En face, les islamistes sont nombreux (plus de 50 000 mille) et aguerris. Beaucoup viennent d’autres provinces (environs de Damas, frontière libanaise) d’où ils ont été acheminés par les Russes à la suite de redditions négociées, mais après des années de combats qui leur ont donné une expérience très utile aujourd’hui.
Il est vrai qu’ils n’ont plus le choix : Idleb est le dernier territoire. S’il tombe, c’est la mort ou l’exil. Ce dernier ne peut avoir lieu qu’en Turquie dont la province islamiste est frontalière dans sa partie nord. Or, la majeure partie des islamistes combattants sont affiliés au groupe Hayat Tahrir al-Cham, successeur du Front al-Nosra, qui s’est imposé au détriment d’autres milices islamistes soutenues par Ankara. Les combats ont été violents et ont entraîné de nombreux morts. Il n’est évidemment pas certain, dans ce contexte, que les Turcs accueillent chaleureusement ceux qui ont tué leurs amis.
Les combattants islamistes sont donc particulièrement déterminés et chaque attaque de l’armée syrienne se heurte à une farouche résistance. La semaine dernière, pour la conquête d’un village à l’importance stratégique limitée, chaque camp a perdu une cinquantaine de combattants. Quand on connaît les problèmes d’effectifs de l’armée syrienne, il y a de quoi être inquiet.
Un autre élément vient encore compliquer la tâche de l’armée syrienne : cette fois, pas de combattants iraniens ou du Hezbollah libanais pour soutenir les offensives. Téhéran a en effet jugé que cette province ne représentait aucun intérêt stratégique pour son implantation en Syrie et que tout cela relevait donc d’un problème interne qui ne le concernait pas. Ce défaut de fantassins se fait cruellement sentir, d’autant qu’eux aussi sont des combattants de grande valeur.
Les Russes, de leur côté, sont prudents. Ils aident leur allié syrien avec parcimonie, ce qui n’était pas dans leurs habitudes. Et, même si Sergueï Lavrov, le ministre russe des affaires étrangères, affirme régulièrement qu’il faut mettre hors d’état de nuire les terroristes d’Idleb, il souhaite dans le même temps ménager la Turquie. Erdogan a rappelé qu’il y avait de nombreux soldats turcs dans cette province et qu’ils s’opposeraient à une offensive générale qui les mettraient en danger. Au moment où les Turcs acquièrent les fameux missiles russes AS-400 (photo) , ce qui rend les Américains furieux, Poutine veut ménager son ombrageux partenaire qui, sans être un allié, n’est plus un ennemi.

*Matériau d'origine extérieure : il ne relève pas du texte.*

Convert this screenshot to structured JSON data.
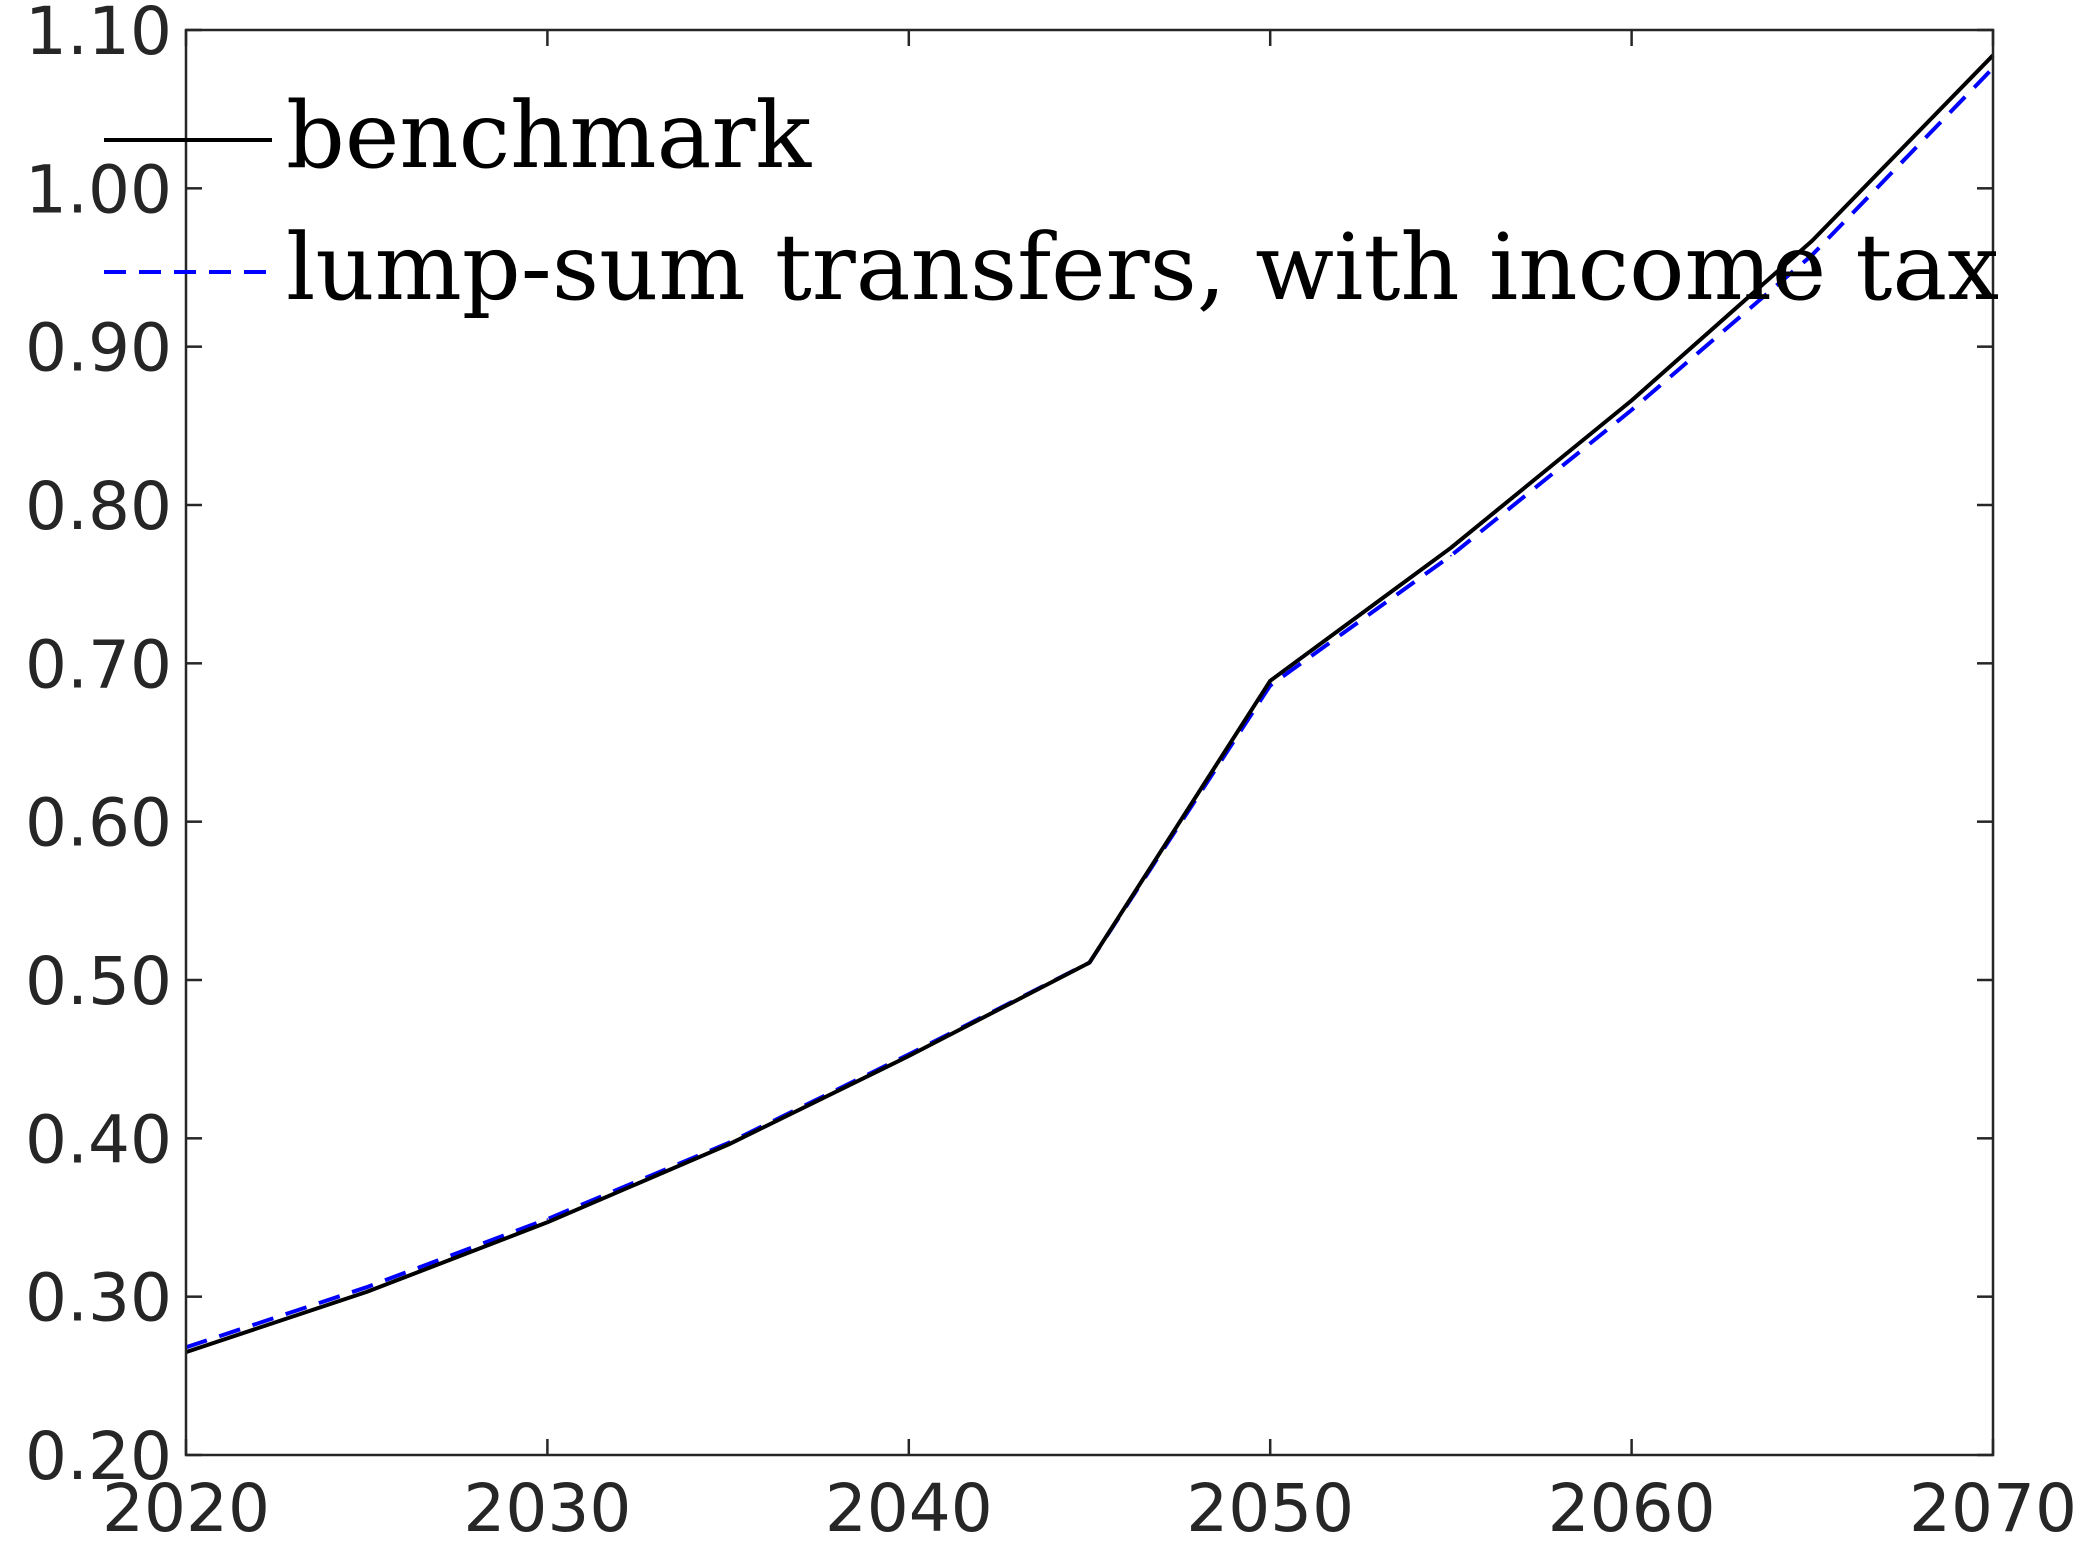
{
  "chart_data": {
    "type": "line",
    "title": "",
    "xlabel": "",
    "ylabel": "",
    "xlim": [
      2020,
      2070
    ],
    "ylim": [
      0.2,
      1.1
    ],
    "x_ticks": [
      2020,
      2030,
      2040,
      2050,
      2060,
      2070
    ],
    "x_tick_labels": [
      "2020",
      "2030",
      "2040",
      "2050",
      "2060",
      "2070"
    ],
    "y_ticks": [
      0.2,
      0.3,
      0.4,
      0.5,
      0.6,
      0.7,
      0.8,
      0.9,
      1.0,
      1.1
    ],
    "y_tick_labels": [
      "0.20",
      "0.30",
      "0.40",
      "0.50",
      "0.60",
      "0.70",
      "0.80",
      "0.90",
      "1.00",
      "1.10"
    ],
    "grid": false,
    "legend_position": "top-left",
    "x": [
      2020,
      2025,
      2030,
      2035,
      2040,
      2045,
      2050,
      2055,
      2060,
      2065,
      2070
    ],
    "series": [
      {
        "name": "benchmark",
        "color": "#000000",
        "style": "solid",
        "values": [
          0.265,
          0.303,
          0.347,
          0.396,
          0.452,
          0.511,
          0.689,
          0.773,
          0.866,
          0.967,
          1.084
        ]
      },
      {
        "name": "lump-sum transfers, with income tax",
        "color": "#0000ff",
        "style": "dashed",
        "values": [
          0.268,
          0.306,
          0.349,
          0.397,
          0.453,
          0.511,
          0.686,
          0.768,
          0.86,
          0.958,
          1.076
        ]
      }
    ]
  }
}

La situation est donc particulièrement complexe et les islamistes en profitent. Ils n’hésitent pas à lancer de meurtrières contre-offensives qui font provisoirement reculer l’armée syrienne. Dans le même temps, ils bombardent régulièrement des zones civiles à Alep, Hama et même Lattaquié récemment, le fief alaouite. Des victimes sont à déplorer, mais de celles-là la presse internationale ne parle jamais.
Mais Bachar el-Assad ne reculera pas. Un quart du territoire de la Syrie à l’est est occupé par les Kurdes avec la soutien américain et, avant de tenter de résoudre cet épineux problème, il est absolument nécessaire de réduire le dernier territoire tenu par les islamistes.